Like anyone, though, when I have a hammer, all I see are nails. Two neat things I’ve picked up:
…a family sitting on a porch in Texas on a hot summer day, and somebody says, ‘I’m bored. Why don’t we go to Abilene?’ When they get to Abilene, somebody says, ‘You know, I didn’t really want to go.’ And the next person says, ‘I didn’t want to go–I thought you wanted to go,’ and so on. Whenever you’re in an army group and somebody says, ‘I think we’re getting on the bus to Abilene here,’ that is a red flag. You can stop a conversation with it. It is a very powerful artifact of our [the army’s] culture.

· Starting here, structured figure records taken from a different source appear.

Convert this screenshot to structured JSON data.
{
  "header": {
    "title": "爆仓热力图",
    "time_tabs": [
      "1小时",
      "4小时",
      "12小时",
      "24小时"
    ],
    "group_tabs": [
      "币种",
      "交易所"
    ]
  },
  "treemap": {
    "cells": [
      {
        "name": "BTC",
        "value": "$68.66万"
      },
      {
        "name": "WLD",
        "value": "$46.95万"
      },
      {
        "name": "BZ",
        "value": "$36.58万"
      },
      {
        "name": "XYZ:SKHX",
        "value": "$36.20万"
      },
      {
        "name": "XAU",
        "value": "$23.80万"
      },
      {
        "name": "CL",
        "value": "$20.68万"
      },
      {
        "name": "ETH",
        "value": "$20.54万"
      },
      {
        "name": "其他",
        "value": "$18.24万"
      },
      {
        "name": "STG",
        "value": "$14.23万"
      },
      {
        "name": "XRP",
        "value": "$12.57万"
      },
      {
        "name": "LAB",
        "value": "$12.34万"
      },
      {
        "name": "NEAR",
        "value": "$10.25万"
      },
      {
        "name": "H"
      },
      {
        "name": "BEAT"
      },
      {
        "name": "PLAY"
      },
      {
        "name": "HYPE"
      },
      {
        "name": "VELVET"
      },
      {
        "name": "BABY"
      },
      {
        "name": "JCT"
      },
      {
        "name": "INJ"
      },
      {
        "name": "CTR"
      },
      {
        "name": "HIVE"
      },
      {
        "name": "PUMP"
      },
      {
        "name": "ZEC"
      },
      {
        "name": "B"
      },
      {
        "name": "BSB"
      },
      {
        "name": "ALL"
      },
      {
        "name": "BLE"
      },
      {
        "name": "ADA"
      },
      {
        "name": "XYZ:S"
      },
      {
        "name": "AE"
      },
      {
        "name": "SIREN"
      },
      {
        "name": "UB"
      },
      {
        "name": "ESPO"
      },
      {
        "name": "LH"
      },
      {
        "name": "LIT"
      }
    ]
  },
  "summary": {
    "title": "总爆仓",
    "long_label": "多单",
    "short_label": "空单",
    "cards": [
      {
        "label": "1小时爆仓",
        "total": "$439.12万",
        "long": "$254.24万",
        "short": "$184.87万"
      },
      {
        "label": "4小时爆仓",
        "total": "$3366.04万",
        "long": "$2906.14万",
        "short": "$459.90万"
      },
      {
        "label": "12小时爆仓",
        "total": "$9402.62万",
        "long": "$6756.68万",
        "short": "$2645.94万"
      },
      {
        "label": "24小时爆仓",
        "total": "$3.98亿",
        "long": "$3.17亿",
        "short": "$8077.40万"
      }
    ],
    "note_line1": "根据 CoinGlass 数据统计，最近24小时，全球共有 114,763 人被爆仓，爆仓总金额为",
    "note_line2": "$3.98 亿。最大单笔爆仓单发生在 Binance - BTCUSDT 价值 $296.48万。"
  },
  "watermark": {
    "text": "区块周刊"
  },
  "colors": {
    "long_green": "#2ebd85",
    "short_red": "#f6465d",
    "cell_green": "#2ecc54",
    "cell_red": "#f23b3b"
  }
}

I’m guilty of this, both as the suggestion-giver and the go-along-with participant. Having a name for it will be helpful in the future.
Solitude and Creativity:
If solitude is an important key to creativity – then we might all want to develop a taste for it. We’d want to teach our kids to work independently. We’d want to give employees plenty of privacy and autonomy. Yet increasingly we do just the opposite.
This resonates with me as coming from the same place that inspired Solitude in Leadership, a piece I’ve written about in the past. Even as someone who waffles between introversion and extroversion, I appreciate and value time spent alone, sometimes in quiet reflection, sometimes daydreaming.